Preventing Holiday Heart Issues

Health Professional

Good food, laughter, and quality time with family. A picture perfect holiday season, right? Well, that is Hollywood’s version anyway. Holidays tend to spike stress levels for many.

Finding just the right gift. Preparing for company. Long hours cooking. Then hours of clean up. Late nights socializing. Long days on the road. Hazardous travel conditions.

Holiday activities trigger a spike in cardiovascular events, such as heart attacks. There is about a 5 percent increase in heart-related deaths during this season according to a 2004 study published in Circulation.

Take steps this holiday season to counteract the extra stress you know is ahead.

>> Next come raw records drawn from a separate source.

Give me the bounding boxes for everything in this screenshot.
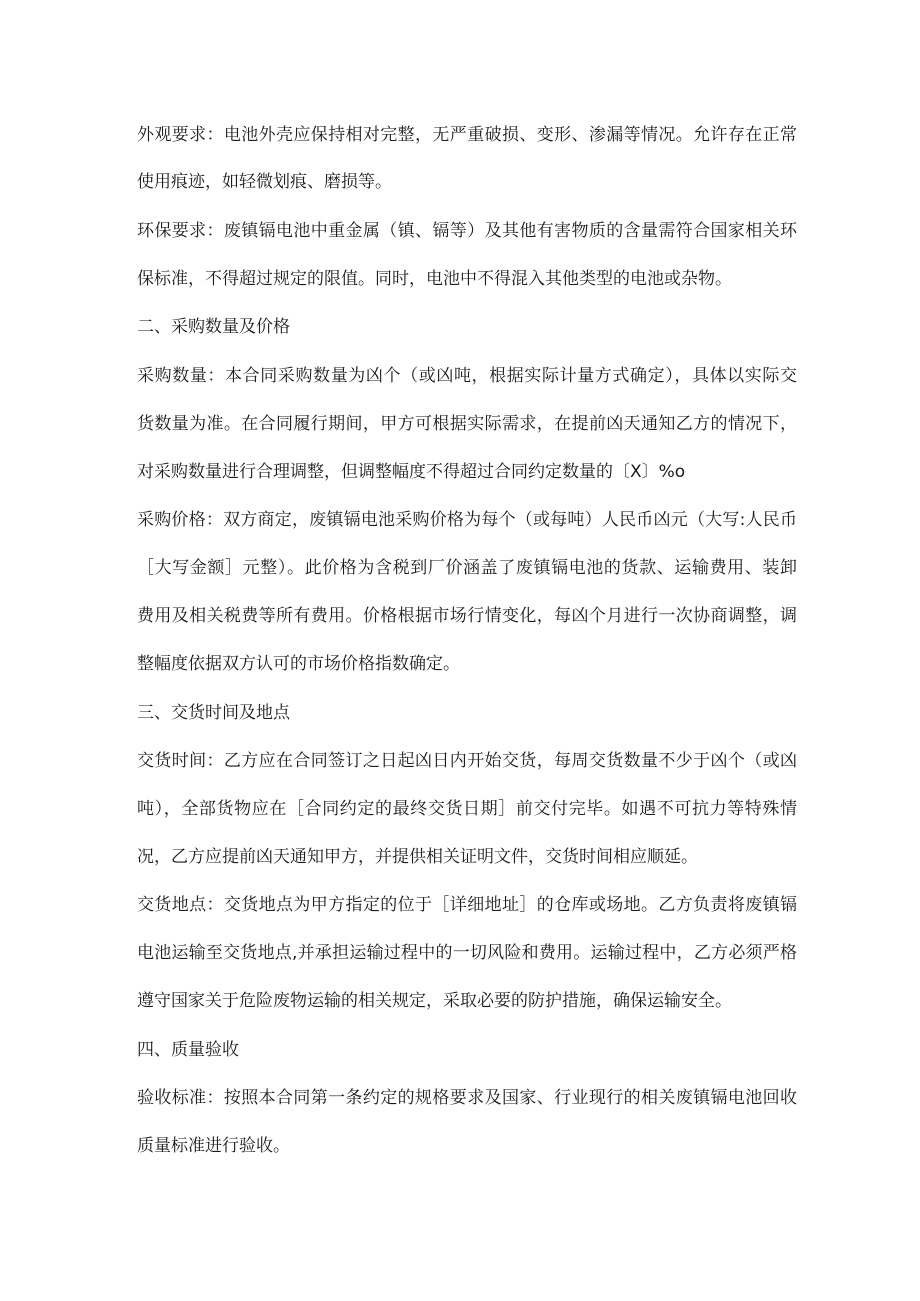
paragraph-line: ［大写金额］元整）。此价格为含税到厂价涵盖了废镇镉电池的货款、运输费用、装卸 [137, 558, 797, 578]
paragraph-line: 吨），全部货物应在［合同约定的最终交货日期］前交付完毕。如遇不可抗力等特殊情 [137, 799, 797, 819]
paragraph-line: 交货时间：乙方应在合同签订之日起凶日内开始交货，每周交货数量不少于凶个（或凶 [137, 751, 797, 771]
section-heading: 四、质量验收 [137, 1040, 239, 1060]
paragraph-line: 遵守国家关于危险废物运输的相关规定，采取必要的防护措施，确保运输安全。 [137, 991, 732, 1011]
paragraph-line: 货数量为准。在合同履行期间，甲方可根据实际需求，在提前凶天通知乙方的情况下， [137, 414, 797, 434]
paragraph-line: 对采购数量进行合理调整，但调整幅度不得超过合同约定数量的〔X〕%o [137, 462, 686, 482]
paragraph-line: 保标准，不得超过规定的限值。同时，电池中不得混入其他类型的电池或杂物。 [137, 269, 732, 289]
paragraph-line: 整幅度依据双方认可的市场价格指数确定。 [137, 654, 460, 674]
paragraph-line: 质量标准进行验收。 [137, 1136, 290, 1156]
paragraph-line: 采购价格：双方商定，废镇镉电池采购价格为每个（或每吨）人民币凶元（大写:人民币 [137, 510, 797, 530]
paragraph-line: 电池运输至交货地点,并承担运输过程中的一切风险和费用。运输过程中，乙方必须严格 [137, 943, 797, 963]
paragraph-line: 外观要求：电池外壳应保持相对完整，无严重破损、变形、渗漏等情况。允许存在正常 [137, 125, 797, 145]
paragraph-line: 采购数量：本合同采购数量为凶个（或凶吨，根据实际计量方式确定），具体以实际交 [137, 366, 797, 386]
paragraph-line: 况，乙方应提前凶天通知甲方，并提供相关证明文件，交货时间相应顺延。 [137, 847, 698, 867]
paragraph-line: 交货地点：交货地点为甲方指定的位于［详细地址］的仓库或场地。乙方负责将废镇镉 [137, 895, 797, 915]
section-heading: 三、交货时间及地点 [137, 703, 290, 723]
section-heading: 二、采购数量及价格 [137, 317, 290, 337]
paragraph-line: 环保要求：废镇镉电池中重金属（镇、镉等）及其他有害物质的含量需符合国家相关环 [137, 221, 797, 241]
paragraph-line: 费用及相关税费等所有费用。价格根据市场行情变化，每凶个月进行一次协商调整，调 [137, 606, 797, 626]
paragraph-line: 使用痕迹，如轻微划痕、磨损等。 [137, 172, 392, 192]
paragraph-line: 验收标准：按照本合同第一条约定的规格要求及国家、行业现行的相关废镇镉电池回收 [137, 1088, 797, 1108]
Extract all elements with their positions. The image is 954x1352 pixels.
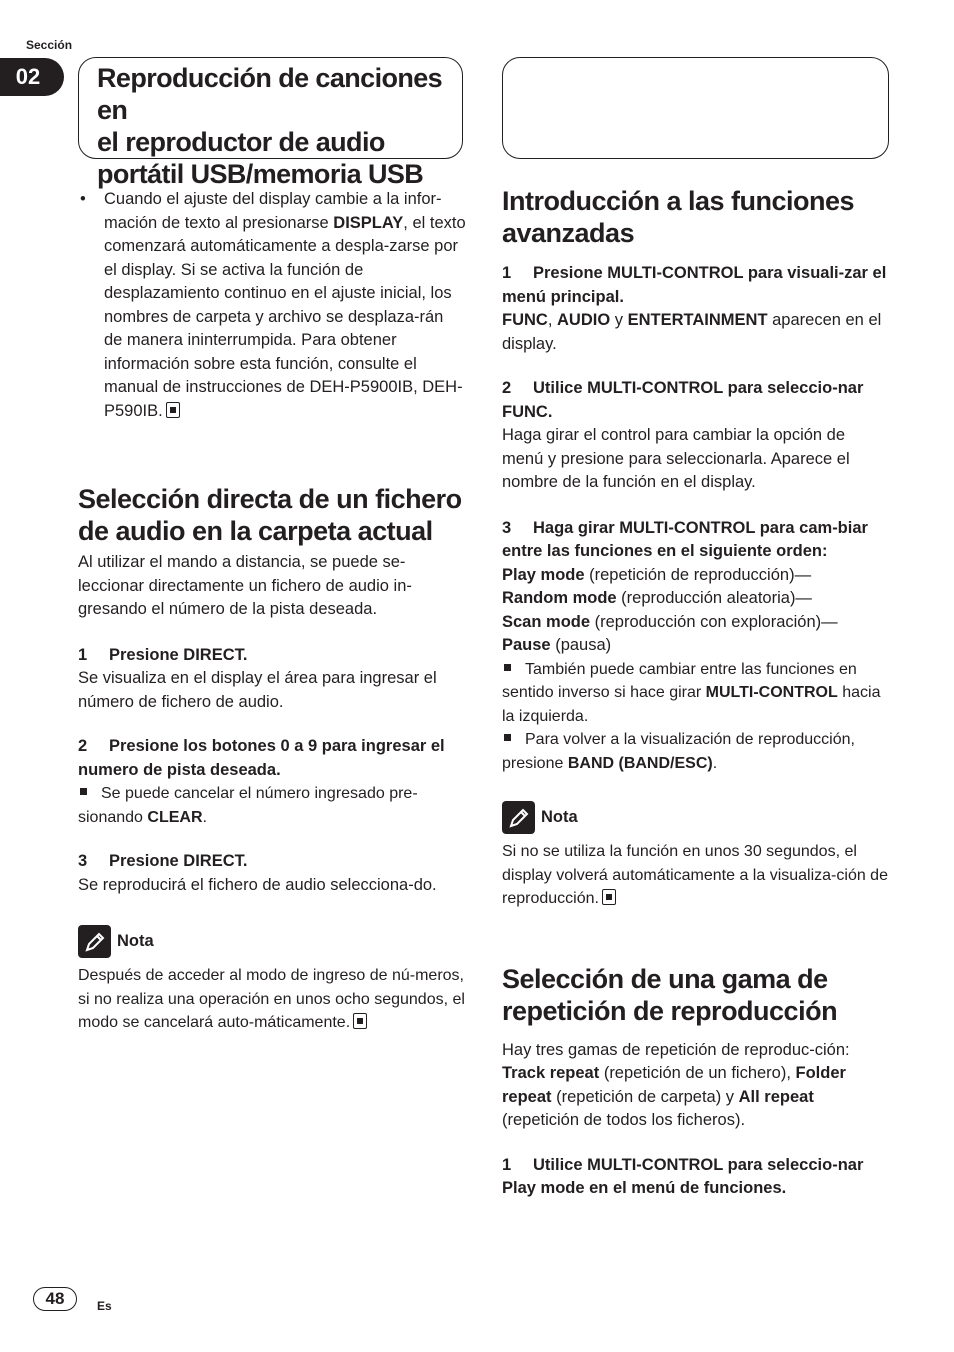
adv-step-2-title: 2 Utilice MULTI-CONTROL para seleccio-nar FUNC.	[502, 379, 864, 421]
square-bullet-icon	[504, 734, 511, 741]
left-column	[78, 188, 466, 1035]
section-heading-direct-select: Selección directa de un fichero de audio en la carpeta actual	[78, 484, 462, 546]
note-header	[78, 925, 466, 958]
step-3-body: Se reproducirá el fichero de audio selecciona-do.	[78, 875, 437, 894]
language-code: Es	[97, 1299, 112, 1313]
pencil-note-icon	[78, 925, 111, 958]
adv-step-2-body: Haga girar el control para cambiar la opción de menú y presione para seleccionarla. Aparece el nombre de la función en el display.	[502, 426, 850, 491]
note-header	[502, 801, 890, 834]
note-label: Nota	[541, 807, 578, 826]
repeat-range-intro: Hay tres gamas de repetición de reproduc-ción: Track repeat (repetición de un fichero), Folder repeat (repetición de carpeta) y All repeat (repetición de todos los ficheros).	[502, 1040, 850, 1129]
end-mark-icon	[602, 889, 616, 905]
adv-step-1-body: FUNC, AUDIO y ENTERTAINMENT aparecen en el display.	[502, 311, 882, 353]
end-mark-icon	[353, 1013, 367, 1029]
header-title-line-1: Reproducción de canciones en	[97, 63, 443, 125]
right-column	[502, 185, 890, 1201]
header-title-line-3: portátil USB/memoria USB	[97, 159, 424, 189]
note-text: Después de acceder al modo de ingreso de nú-meros, si no realiza una operación en unos ocho segundos, el modo se cancelará auto-máticamente.	[78, 967, 465, 1031]
section-header-box	[78, 57, 463, 189]
section-heading-repeat-range: Selección de una gama de repetición de reproducción	[502, 963, 838, 1026]
adv-step-3-note-2: Para volver a la visualización de reproducción, presione BAND (BAND/ESC).	[502, 731, 855, 772]
end-mark-icon	[166, 402, 180, 418]
step-3-title: 3 Presione DIRECT.	[78, 852, 248, 870]
section-label: Sección	[26, 38, 73, 52]
repeat-step-1-title: 1 Utilice MULTI-CONTROL para seleccio-nar Play mode en el menú de funciones.	[502, 1155, 864, 1197]
header-title-line-2: el reproductor de audio	[97, 127, 385, 157]
step-2-note: Se puede cancelar el número ingresado pre-sionando CLEAR.	[78, 785, 418, 826]
page-number: 48	[33, 1287, 77, 1311]
display-scroll-bullet: • Cuando el ajuste del display cambie a la infor-mación de texto al presionarse DISPLAY, el texto comenzará automáticamente a despla-zarse por el display. Si se activa la función de desplazamiento continuo en el ajuste inicial, los nombres de carpeta y archivo se desplaza-rán de manera ininterrumpida. Para obtener información sobre esta función, consulte el manual de instrucciones de DEH-P5900IB, DEH-P590IB.	[78, 188, 466, 423]
adv-step-3-title: 3 Haga girar MULTI-CONTROL para cam-biar entre las funciones en el siguiente orden:	[502, 518, 868, 560]
note-label: Nota	[117, 931, 154, 950]
section-heading-advanced-functions: Introducción a las funciones avanzadas	[502, 186, 855, 248]
square-bullet-icon	[80, 788, 87, 795]
step-1-title: 1 Presione DIRECT.	[78, 645, 248, 664]
step-2-title: 2 Presione los botones 0 a 9 para ingresar el numero de pista deseada.	[78, 737, 445, 779]
section-number-tab: 02	[0, 58, 64, 96]
adv-step-3-note-1: También puede cambiar entre las funciones en sentido inverso si hace girar MULTI-CONTROL hacia la izquierda.	[502, 660, 881, 725]
header-empty-box	[502, 57, 889, 159]
adv-step-3-modes: Play mode (repetición de reproducción)— Random mode (reproducción aleatoria)— Scan mode (reproducción con exploración)— Pause (pausa)	[502, 565, 838, 654]
step-1-body: Se visualiza en el display el área para ingresar el número de fichero de audio.	[78, 669, 437, 711]
adv-step-1-title: 1 Presione MULTI-CONTROL para visuali-zar el menú principal.	[502, 264, 887, 306]
pencil-note-icon	[502, 801, 535, 834]
square-bullet-icon	[504, 664, 511, 671]
direct-select-intro: Al utilizar el mando a distancia, se puede se-leccionar directamente un fichero de audio in-gresando el número de la pista deseada.	[78, 553, 412, 618]
note-text: Si no se utiliza la función en unos 30 segundos, el display volverá automáticamente a la visualiza-ción de reproducción.	[502, 843, 888, 907]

  1. Plan ahead. Schedule time to shop, prepare food, and visit friends and family to avoid last-minute scrambling. Don’t over-schedule yourself.
  2. Set realistic expectations. Holidays do not have to be perfect and traditions do not have to be maintained exactly. As families change, it is okay if traditions shift.
  3. Budget. Before you shop, decide how much you can afford to spend on gifts and food. Stick to your budget. As the saying goes…money does not buy happiness.
  4. Avoid known stressors. It’s the holidays and I hate to imply you should avoid family, but as we all know you don’t get to pick your family. There is likely one family member who causes you extra stress. Be prepared. Agree to set aside differences. Avoid conversations or situations that will lead to disagreements.
  5. Maintain healthy habits. Just because it’s the holidays, does not mean you have a green light to gorge and sit on the couch all day. Plan when you’ll fit in some activity, how to get needed sleep, and what foods you will indulge in and what you will refrain from.
  6. Make time for you. A 10-15 minute period of peace and quiet will go a long ways towards feeling refreshed and reducing stress.
  7. Avoid excess alcohol. Binge drinking can lead to atrial fibrillation. Don’t go overboard.
  8. Take action if you need help. Sadness and grief may surround the holidays, especially if it is a “first” without a loved one OR if you cannot be with your family this holiday. Reach out to others for the support you need. Seek professional help when warranted.
  9. Don’t put off appointments. Don’t let holiday travels lead to cancelled appointments or delayed medical treatment. Your health comes first. If something doesn’t feel right, contact your doctor now, not later.

Also, if you are not the one hosting the holiday festivities, plan what you can do to pitch in and help the one who is.

I’m not sharing this so you dread the holidays. I’m sharing because if you have high cholesterol or high blood pressure you are already at increased risk for heart-related events. Be aware the holidays can further increase your risk and take counter steps to maintain your health.